Prove Medievali per l’assegnazione del Palio del Torneo di Oria

L’ARIETE

A questa prova prendono parte due atleti per ogni rione. Al via del giudice di campo, imbracciano un ariete pesante ottantacinque chili e lo trasportano per 65 metti fino a sfondare un portone. Poi, un atleta per rione raccoglie la bandierina con i colori rionali posta al di là del portone per tornare velocemente al punto di partenza. È chiaro il riferimento simbolico all’assalto di un castello che nel Medioevo avveniva spesso utilizzando pesanti arieti in grado di sfondare anche i portoni più resistenti.

IL PONTE

Un atleta per ogni rione, al via del giudice di campo, percorre un tracciato di circa duecento metri (diviso in quattro parti da 50 metri ciascuna) durante i quali incontrerà diversi ostacoli (asse di equilibrio, scalinate e ponte) che dovrà superare senza esitazioni prima di raggiungere una scala, in cima alla quale dovrà collocare la bandierina del proprio rione ed alzare il braccio in cielo in segno di vittoria.
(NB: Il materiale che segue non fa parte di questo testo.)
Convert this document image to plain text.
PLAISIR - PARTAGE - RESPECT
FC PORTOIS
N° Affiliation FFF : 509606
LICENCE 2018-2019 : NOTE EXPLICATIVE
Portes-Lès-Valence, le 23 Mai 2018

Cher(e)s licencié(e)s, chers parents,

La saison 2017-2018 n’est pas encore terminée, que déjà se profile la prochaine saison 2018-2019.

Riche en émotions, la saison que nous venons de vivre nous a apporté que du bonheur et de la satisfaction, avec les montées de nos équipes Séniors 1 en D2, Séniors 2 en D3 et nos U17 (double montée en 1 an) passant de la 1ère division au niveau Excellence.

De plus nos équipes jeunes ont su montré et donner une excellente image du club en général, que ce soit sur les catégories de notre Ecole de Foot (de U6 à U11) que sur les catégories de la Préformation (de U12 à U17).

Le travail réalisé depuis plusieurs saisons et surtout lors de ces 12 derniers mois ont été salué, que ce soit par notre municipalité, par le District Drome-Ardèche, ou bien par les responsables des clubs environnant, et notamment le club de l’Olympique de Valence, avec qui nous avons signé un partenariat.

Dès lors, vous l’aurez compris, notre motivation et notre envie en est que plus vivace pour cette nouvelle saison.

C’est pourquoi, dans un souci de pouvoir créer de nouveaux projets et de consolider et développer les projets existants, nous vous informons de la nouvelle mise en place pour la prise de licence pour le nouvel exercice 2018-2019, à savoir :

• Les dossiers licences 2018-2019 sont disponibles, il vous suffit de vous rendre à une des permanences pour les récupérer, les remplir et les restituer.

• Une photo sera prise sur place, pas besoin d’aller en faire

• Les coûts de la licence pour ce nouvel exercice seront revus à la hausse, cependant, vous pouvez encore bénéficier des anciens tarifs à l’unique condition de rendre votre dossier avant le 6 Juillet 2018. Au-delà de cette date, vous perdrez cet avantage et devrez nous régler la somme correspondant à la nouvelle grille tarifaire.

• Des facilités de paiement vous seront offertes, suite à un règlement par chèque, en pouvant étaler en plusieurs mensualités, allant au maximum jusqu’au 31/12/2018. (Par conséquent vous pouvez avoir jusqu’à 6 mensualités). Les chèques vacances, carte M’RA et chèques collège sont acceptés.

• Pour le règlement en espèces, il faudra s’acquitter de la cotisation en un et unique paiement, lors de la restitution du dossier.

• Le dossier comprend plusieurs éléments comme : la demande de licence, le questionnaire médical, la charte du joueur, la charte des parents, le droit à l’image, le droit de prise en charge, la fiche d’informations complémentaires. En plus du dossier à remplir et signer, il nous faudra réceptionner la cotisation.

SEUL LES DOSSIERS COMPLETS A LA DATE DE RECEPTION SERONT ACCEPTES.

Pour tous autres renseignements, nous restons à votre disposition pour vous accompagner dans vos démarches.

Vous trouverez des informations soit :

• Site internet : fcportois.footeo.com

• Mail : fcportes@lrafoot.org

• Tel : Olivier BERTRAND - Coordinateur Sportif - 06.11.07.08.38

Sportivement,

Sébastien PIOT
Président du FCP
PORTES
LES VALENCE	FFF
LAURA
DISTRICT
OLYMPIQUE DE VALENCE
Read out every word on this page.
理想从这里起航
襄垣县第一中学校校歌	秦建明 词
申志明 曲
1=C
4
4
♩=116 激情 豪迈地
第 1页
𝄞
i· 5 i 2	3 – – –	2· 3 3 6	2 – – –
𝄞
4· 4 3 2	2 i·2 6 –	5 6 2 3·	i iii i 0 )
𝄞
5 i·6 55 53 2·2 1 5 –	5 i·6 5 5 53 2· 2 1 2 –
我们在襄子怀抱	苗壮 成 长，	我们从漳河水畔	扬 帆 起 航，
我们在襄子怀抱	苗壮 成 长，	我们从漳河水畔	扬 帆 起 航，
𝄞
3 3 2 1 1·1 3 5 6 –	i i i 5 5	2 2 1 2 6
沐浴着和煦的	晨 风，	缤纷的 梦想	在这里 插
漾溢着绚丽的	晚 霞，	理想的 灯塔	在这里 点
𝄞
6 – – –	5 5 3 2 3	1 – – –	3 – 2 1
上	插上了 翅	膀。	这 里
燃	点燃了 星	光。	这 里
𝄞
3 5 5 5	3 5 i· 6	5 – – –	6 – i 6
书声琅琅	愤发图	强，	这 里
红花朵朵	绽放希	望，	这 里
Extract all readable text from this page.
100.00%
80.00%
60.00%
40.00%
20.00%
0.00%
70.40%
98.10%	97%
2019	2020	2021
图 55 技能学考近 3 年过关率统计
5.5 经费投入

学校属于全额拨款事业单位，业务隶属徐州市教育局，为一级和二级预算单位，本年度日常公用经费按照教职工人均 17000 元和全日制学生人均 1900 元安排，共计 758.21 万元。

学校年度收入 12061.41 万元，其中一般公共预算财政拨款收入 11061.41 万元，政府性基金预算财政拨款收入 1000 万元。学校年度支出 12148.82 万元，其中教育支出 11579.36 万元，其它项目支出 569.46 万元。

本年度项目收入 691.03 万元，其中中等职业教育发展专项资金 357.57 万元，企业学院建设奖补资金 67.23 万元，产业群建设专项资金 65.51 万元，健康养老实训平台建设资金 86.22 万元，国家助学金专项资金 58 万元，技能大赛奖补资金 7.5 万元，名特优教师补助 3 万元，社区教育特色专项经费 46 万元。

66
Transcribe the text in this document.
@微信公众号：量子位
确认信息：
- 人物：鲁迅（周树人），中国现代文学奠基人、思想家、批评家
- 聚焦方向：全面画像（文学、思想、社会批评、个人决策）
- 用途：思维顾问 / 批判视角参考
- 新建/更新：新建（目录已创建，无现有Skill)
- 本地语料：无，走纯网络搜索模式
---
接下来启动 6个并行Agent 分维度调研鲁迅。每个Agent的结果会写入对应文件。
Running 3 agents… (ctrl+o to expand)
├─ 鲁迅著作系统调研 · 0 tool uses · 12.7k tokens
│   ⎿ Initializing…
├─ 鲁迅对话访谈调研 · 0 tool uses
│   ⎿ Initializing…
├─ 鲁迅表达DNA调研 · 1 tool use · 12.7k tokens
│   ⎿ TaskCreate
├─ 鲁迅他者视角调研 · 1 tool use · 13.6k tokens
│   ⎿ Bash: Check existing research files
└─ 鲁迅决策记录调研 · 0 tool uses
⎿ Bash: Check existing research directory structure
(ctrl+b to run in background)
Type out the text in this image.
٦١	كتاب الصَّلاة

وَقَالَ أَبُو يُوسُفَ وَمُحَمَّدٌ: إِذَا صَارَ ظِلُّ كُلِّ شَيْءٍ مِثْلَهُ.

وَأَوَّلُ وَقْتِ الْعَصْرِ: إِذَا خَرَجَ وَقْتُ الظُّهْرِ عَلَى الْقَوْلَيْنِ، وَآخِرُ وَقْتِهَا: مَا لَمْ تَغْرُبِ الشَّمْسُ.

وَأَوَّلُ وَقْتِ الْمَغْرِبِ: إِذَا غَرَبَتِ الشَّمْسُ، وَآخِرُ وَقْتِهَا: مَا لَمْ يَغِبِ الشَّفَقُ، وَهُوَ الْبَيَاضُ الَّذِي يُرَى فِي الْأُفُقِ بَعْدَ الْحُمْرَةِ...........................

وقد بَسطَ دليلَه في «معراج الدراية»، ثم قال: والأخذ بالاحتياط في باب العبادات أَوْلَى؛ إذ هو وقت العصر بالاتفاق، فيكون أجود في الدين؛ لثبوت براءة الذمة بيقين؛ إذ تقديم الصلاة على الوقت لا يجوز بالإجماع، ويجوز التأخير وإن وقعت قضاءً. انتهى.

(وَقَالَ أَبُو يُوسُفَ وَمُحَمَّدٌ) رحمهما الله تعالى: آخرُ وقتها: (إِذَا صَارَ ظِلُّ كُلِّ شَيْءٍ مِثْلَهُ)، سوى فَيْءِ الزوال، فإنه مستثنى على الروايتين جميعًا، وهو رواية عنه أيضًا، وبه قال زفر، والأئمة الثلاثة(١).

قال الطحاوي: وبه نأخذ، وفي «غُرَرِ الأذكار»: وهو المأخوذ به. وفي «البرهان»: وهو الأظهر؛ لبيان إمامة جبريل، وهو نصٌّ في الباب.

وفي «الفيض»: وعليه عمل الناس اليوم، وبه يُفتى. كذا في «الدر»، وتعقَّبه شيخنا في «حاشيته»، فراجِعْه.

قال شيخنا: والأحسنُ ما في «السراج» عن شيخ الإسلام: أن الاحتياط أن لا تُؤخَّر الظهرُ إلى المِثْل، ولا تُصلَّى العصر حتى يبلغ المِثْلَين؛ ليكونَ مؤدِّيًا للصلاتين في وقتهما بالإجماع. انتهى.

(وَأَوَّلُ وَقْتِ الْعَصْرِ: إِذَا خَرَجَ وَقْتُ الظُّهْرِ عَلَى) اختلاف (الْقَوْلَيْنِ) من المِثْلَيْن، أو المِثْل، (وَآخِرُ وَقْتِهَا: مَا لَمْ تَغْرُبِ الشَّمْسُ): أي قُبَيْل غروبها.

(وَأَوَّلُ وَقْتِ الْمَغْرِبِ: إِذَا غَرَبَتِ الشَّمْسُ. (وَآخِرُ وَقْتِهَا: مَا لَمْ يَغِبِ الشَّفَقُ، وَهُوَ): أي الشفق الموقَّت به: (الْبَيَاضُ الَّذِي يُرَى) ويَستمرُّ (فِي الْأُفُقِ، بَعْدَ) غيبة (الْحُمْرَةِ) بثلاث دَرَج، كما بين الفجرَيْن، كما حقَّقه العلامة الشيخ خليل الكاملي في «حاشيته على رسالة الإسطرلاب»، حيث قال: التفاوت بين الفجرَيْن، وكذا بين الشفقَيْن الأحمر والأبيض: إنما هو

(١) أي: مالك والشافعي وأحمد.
Una prova molto spettacolare e incerta che simboleggia le difficoltà che i cavalieri medievali incontravano nei loro percorsi spesso accidentati dimostrando grande capacità nel superare gli ostacoli.

LA BOTTE

Un atleta per ogni rione, al via del giudice di campo, percorre novantacinque metri fino a raggiungere una botte. Dopo averla attraversata, raccoglierà una bandierina con i colori rionali e (dopo essersi nuovamente infilato nella botte) tornerà al punto di partenza. È una prova di velocità che simboleggia la scaltrezza di chi era spesso costretto a fuggire superando anche strani ostacoli come, per l’appunto, una botte.

IL FORZIERE

(o “La Cascia”) Un atleta per ogni rione, al via del giudice di campo, raggiunge un forziere (detto “Cascia”) pesante circa ottanta chili e lo trascina, grazie ad una corda, per circa sessanta metri prima di aprire il forziere stesso per prendere una bandierina con i colori rionali custodita all’interno, che poi dovrà issare su un apposito supporto dopo aver percorso di corsa altri venti metri. Si tratta di una prova di forza dal valore simbolico, legata soprattutto al mistero dei forzieri, tipico dell’epoca medievale quando spesso potevano contenere tesori nascosti che potevano cambiare la vita di un uomo.

VELOCITÀ E DESTREZZA

(o “Pertica”) Un atleta per ogni rione, al via del giudice di campo, dopo aver percorso un tratto di corsa lungo circa cinquanta metri, raggiunge una corda (“pertica”) all’estremità della quale è collocata una bandierina con i colori rionali che dovrà essere recuperata e poi issata, dopo un ulteriore tratto di corsa, all’estremità di una scala a pioli. Vince chi per primo solleva il braccio in segno di vittoria dopo aver collocato la bandierina nell’apposito supporto. Una prova in cui le doti dell’atleta devono essere la velocità e la destrezza per simboleggiare un vero e proprio assalto al castello con ogni mezzo: corde scale di fortuna comprese.